Portable and efficient vectorization is a significant challenge in large
software projects such as Geant, ROOT, and experiment frameworks.
Nevertheless, taking advantage of the expression of parallelism through
vectorization is required by the future evolution of the landscape of
particle physics, which will be characterized by a drastic increase in
the amount of data produced.
In order to bridge the widening gap between data processing and analysis
needs, and available computing resources, the particle physics scientific
software stack needs to be upgraded to fully exploit SIMD. While
libraries exist that wrap SIMD intrinsics in a convenient way, they
don't always support every available architecture, or perform well only
in a subset of them. This situation needs an improvement.

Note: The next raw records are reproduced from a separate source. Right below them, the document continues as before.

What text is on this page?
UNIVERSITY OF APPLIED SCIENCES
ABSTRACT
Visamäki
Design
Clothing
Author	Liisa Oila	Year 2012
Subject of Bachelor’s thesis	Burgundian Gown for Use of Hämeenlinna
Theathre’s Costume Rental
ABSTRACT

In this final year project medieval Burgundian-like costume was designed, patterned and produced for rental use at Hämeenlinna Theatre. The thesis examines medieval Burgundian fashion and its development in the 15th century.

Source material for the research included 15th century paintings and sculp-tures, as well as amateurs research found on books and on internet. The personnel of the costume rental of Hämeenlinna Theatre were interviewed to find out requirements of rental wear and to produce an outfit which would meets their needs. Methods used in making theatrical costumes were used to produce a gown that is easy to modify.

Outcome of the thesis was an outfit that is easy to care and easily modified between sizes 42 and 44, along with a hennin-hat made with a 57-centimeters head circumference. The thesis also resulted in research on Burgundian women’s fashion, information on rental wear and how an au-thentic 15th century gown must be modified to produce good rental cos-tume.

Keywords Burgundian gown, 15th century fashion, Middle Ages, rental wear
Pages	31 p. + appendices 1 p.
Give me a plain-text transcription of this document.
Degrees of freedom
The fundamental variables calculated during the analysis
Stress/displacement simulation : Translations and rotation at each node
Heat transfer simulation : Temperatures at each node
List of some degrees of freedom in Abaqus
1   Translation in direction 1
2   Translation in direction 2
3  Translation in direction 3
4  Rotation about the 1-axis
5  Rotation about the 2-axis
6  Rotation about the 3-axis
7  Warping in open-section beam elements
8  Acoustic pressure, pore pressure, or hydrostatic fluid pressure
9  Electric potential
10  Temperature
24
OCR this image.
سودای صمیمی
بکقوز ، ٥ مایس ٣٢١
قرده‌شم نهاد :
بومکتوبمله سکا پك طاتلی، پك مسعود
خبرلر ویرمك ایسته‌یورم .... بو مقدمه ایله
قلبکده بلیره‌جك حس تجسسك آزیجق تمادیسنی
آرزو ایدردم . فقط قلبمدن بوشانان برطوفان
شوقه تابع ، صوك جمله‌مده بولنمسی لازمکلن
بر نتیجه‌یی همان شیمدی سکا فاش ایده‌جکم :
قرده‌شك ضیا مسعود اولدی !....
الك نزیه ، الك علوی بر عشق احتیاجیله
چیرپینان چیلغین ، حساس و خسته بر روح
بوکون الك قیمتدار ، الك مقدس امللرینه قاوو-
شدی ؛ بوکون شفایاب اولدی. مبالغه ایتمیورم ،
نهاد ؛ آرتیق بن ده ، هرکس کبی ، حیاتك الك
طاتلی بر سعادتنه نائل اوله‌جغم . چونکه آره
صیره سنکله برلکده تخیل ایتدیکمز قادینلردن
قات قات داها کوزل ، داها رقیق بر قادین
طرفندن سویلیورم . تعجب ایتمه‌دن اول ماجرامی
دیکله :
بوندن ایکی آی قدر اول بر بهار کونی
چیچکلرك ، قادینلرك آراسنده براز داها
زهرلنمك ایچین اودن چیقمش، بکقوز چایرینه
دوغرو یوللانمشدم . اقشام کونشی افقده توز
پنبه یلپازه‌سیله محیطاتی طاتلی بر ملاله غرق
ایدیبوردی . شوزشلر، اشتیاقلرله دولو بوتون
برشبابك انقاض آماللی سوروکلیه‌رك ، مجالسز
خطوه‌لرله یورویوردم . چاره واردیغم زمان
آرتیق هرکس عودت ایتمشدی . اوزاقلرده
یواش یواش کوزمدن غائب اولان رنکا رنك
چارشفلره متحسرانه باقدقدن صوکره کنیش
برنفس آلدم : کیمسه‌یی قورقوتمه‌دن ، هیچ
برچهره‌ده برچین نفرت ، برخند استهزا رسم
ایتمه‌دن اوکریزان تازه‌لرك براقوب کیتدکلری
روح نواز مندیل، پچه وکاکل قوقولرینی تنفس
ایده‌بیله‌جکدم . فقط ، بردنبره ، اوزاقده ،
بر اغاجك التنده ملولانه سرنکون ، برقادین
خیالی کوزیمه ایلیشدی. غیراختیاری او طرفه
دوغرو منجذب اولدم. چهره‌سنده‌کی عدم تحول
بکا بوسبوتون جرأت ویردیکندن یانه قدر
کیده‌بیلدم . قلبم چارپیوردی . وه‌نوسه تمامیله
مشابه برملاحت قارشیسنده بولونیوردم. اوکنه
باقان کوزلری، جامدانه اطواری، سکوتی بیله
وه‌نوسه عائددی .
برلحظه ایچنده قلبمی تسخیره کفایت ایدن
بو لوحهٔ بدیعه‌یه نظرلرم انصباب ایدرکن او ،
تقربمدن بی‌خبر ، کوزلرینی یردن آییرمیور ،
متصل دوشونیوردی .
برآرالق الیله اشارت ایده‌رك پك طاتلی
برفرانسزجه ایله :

VecCore provides a solution. It features a simple API to express
SIMD-enabled algorithms that can be dispatched to one or more backends,
such as CUDA, or other widely adopted SIMD libraries such as Vc or
UME::SIMD. In this talk we discuss the programming model associated to
VecCore, the most relevant details of its implementation, and some use
cases in HEP software packages such as ROOT and GeantV. Outlooks on
possible usage in experiments' software are also highlighted.
Perfomance figures from benchmarks on NVidia GPUs, and on Intel Xeon and
Xeon Phi processors are discussed that demonstrate nearly optimal gains
from SIMD parallelism.